Lebaran kali ini, di usiaku yang ke-11, kembali smenjadi alah satu momen yang sulit kulupakan. Setiap tahun, saat keluarga besar ibu berkumpul, adik ibu, satu-satunya saudara yang punya mobil, selalu punya agenda, mengajak kami semua ke rumah kerabat dari Mbah Kung dan Mbah Uti yang terletak di pelosok desa. Aku si anak yang sering tak dianggap ini, tidak punya pilihan selain ikut, meski tahu betul kalau perjalanan ini akan menambah trauma baru. Tapi kali ini, sepupuku yang senasib, ikut dalam perjalanan ini, setelah perjalanan sebelumnya selalu dilarang ikut karena harus menjaga kandang sapi dan kambing, selain itu juga dianggap menyusahkan kalau mabok perjalanan. Meskipun sedikit lega, kecemasan tetap menggelayut sejak malam sebelumnya.
Di pagi buta, Ibu sudah menepuk pundakku dengan kencang, dan memaksaku untuk bangun, kalau aku menolak, maka omelan dan cubitan akan membuatku makin sakit secara fisik juga batin. Jadi mau tidak mau, walaupun uara dingin menyelimuti tubuhku, menusuk hingga ke tulang, aku harus berjuang untuk bangun dan bersiap. Kulihat dari jendela, kabut tipis menyelimuti halaman rumah, menciptakan suasana dingin yang semakin membuatku sulit bergerak.
"Ayo cepat! Jangan lelet, sudah ditunggu ini! Jangan karena kamu, ibu disalahkan!" seru ibu, penuh dengan tekanan, kedua bola matanya melotot ke arahku dan bersiap mencubit kalau aku tidak segera menjalankan perintahnya. Aku memejamkan mata rapat-rapat sembari menggigit bibirku saat menyiramkan air sedingin es ke tubuhku. Yang kupikirkan bukan lagi mandi yang bersih, tapi yang penting terlihat basah. Aku menggigil saat ibu memaksaku buru-buru berganti pakaian, padahal terlihat jelas aku kesulitan karena tubuhku terasa kaku akibat dinginnya suhu, namun ibu tidak peduli.
"Ayo! Cepat!” Ibu memukul lenganku.
“Kalau kamu lambat, nanti ditinggal. Semua marah, rame jadinya!" lanjutnya sambil membantu Arga, adikku, mengenakan baju. Aku hanya bisa menatap bayanganku di cermin sembari menahan tangis, karena kalau air mataku jatuh setitik saja, aku harus bersiap mendengar omelan dengan lengan yang membiru akibat cubitan. Sepintas, aku melihat bibirku yang kebiruan karena dingin, tetapi keluhan tak akan ada gunanya.
Sementara itu, adik ibu yang mengajak kami pergi, dan mewanti-wanti jangan telat, masih meringkuk nyaman di balik selimut hangatnya, bersama istri dan anaknya. Aku hanya bisa merasa iri, betapa mudahnya mereka mengabaikan orang lain.
"Itu Sera, tehnya! Diminum, duduk anteng situ!" suara Mbah Uti yang tegas membuatku tersentak dari lamunan. Aku segera menuju meja, mencoba mencari kehangatan dari secangkir teh yang disediakan. Namun, ketika tanpa sengaja menyenggol piring, Mbah Uti langsung memukul lenganku.

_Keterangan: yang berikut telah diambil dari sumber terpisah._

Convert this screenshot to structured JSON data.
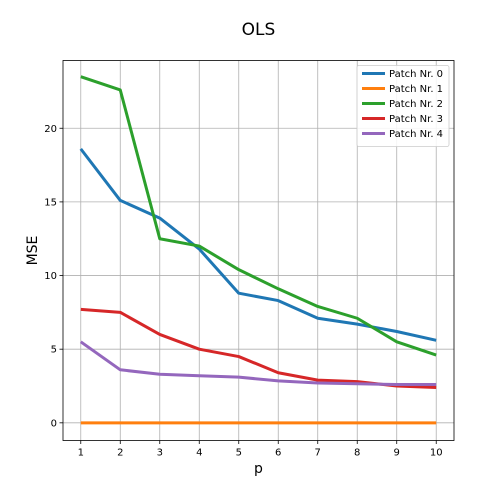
{
  "chart_data": {
    "type": "line",
    "title": "OLS",
    "xlabel": "p",
    "ylabel": "MSE",
    "x": [
      1,
      2,
      3,
      4,
      5,
      6,
      7,
      8,
      9,
      10
    ],
    "xlim": [
      0.55,
      10.45
    ],
    "ylim": [
      -1.2,
      24.6
    ],
    "xticks": [
      1,
      2,
      3,
      4,
      5,
      6,
      7,
      8,
      9,
      10
    ],
    "yticks": [
      0,
      5,
      10,
      15,
      20
    ],
    "grid": true,
    "legend_position": "top-right",
    "series": [
      {
        "name": "Patch Nr. 0",
        "color": "#1f77b4",
        "values": [
          18.6,
          15.1,
          13.9,
          11.8,
          8.8,
          8.3,
          7.1,
          6.7,
          6.2,
          5.6
        ]
      },
      {
        "name": "Patch Nr. 1",
        "color": "#ff7f0e",
        "values": [
          0,
          0,
          0,
          0,
          0,
          0,
          0,
          0,
          0,
          0
        ]
      },
      {
        "name": "Patch Nr. 2",
        "color": "#2ca02c",
        "values": [
          23.5,
          22.6,
          12.5,
          12.0,
          10.4,
          9.1,
          7.9,
          7.1,
          5.5,
          4.6
        ]
      },
      {
        "name": "Patch Nr. 3",
        "color": "#d62728",
        "values": [
          7.7,
          7.5,
          6.0,
          5.0,
          4.5,
          3.4,
          2.9,
          2.8,
          2.5,
          2.4
        ]
      },
      {
        "name": "Patch Nr. 4",
        "color": "#9467bd",
        "values": [
          5.5,
          3.6,
          3.3,
          3.2,
          3.1,
          2.85,
          2.7,
          2.65,
          2.6,
          2.6
        ]
      }
    ]
  }
}
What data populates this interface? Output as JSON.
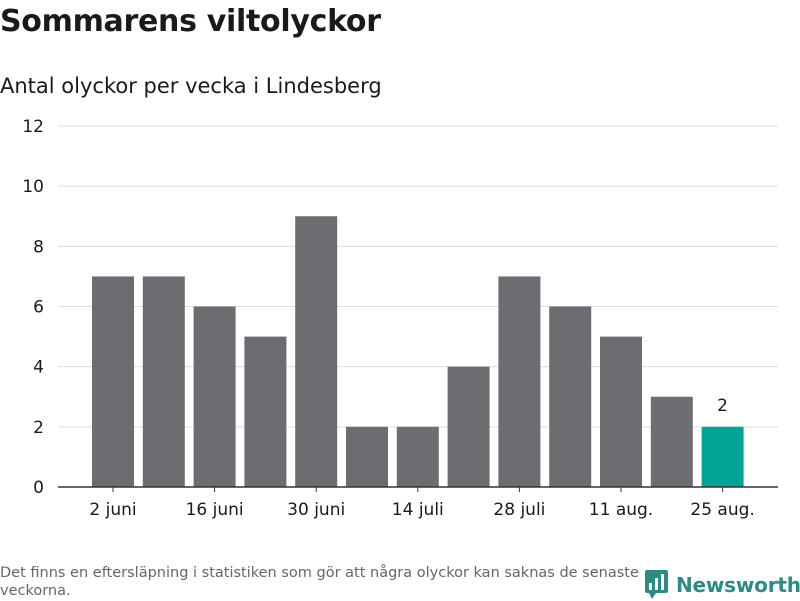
{
  "title": "Sommarens viltolyckor",
  "subtitle": "Antal olyckor per vecka i Lindesberg",
  "footnote": "Det finns en eftersläpning i statistiken som gör att några olyckor kan saknas de senaste veckorna.",
  "brand": {
    "name": "Newsworthy",
    "icon": "newsworthy-logo-icon"
  },
  "colors": {
    "bar": "#6d6c71",
    "highlight": "#00a396",
    "grid": "#dcdcdc",
    "axis": "#333333"
  },
  "chart_data": {
    "type": "bar",
    "values": [
      7,
      7,
      6,
      5,
      9,
      2,
      2,
      4,
      7,
      6,
      5,
      3,
      2
    ],
    "highlight_index": 12,
    "data_labels": [
      {
        "index": 12,
        "text": "2"
      }
    ],
    "x_tick_labels": [
      {
        "index": 0,
        "text": "2 juni"
      },
      {
        "index": 2,
        "text": "16 juni"
      },
      {
        "index": 4,
        "text": "30 juni"
      },
      {
        "index": 6,
        "text": "14 juli"
      },
      {
        "index": 8,
        "text": "28 juli"
      },
      {
        "index": 10,
        "text": "11 aug."
      },
      {
        "index": 12,
        "text": "25 aug."
      }
    ],
    "yticks": [
      0,
      2,
      4,
      6,
      8,
      10,
      12
    ],
    "ylim": [
      0,
      12
    ],
    "grid": true
  }
}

"Makanya ati-ati!" bentak Mbah Uti, pukulan ringan itu terasa seperti cambuk yang membuat dadaku sesak. Tubuhku yang kecil itu ibarat samsak bagi orang-orang dewasa yang melampiaskan emosinya sesuka hati, tanpa memikirkan perasaanku yang rasanya ditusuk belati berkali-kali. Jantungku sempat seolah berhenti sejenak sebelum akirnya berdetak lebih kencang, membuat dadaku seolah terasa penuh dan perutku seketika mulas. Lagi dan lagi, aku berusaha menahan air mata yang sudah menggenang.
Aku duduk diam, menyesap teh panas dengan rasa campur aduk—dingin, sedih, dan marah. Di sekelilingku, anggota keluarga mulai berkumpul di ruang tengah. Mereka tertawa dan berbincang dengan akrab, seolah tidak ada yang salah. Aku makin merasa terasing. Hanya duduk di sudut, berharap tak ada yang menyadari keberadaanku.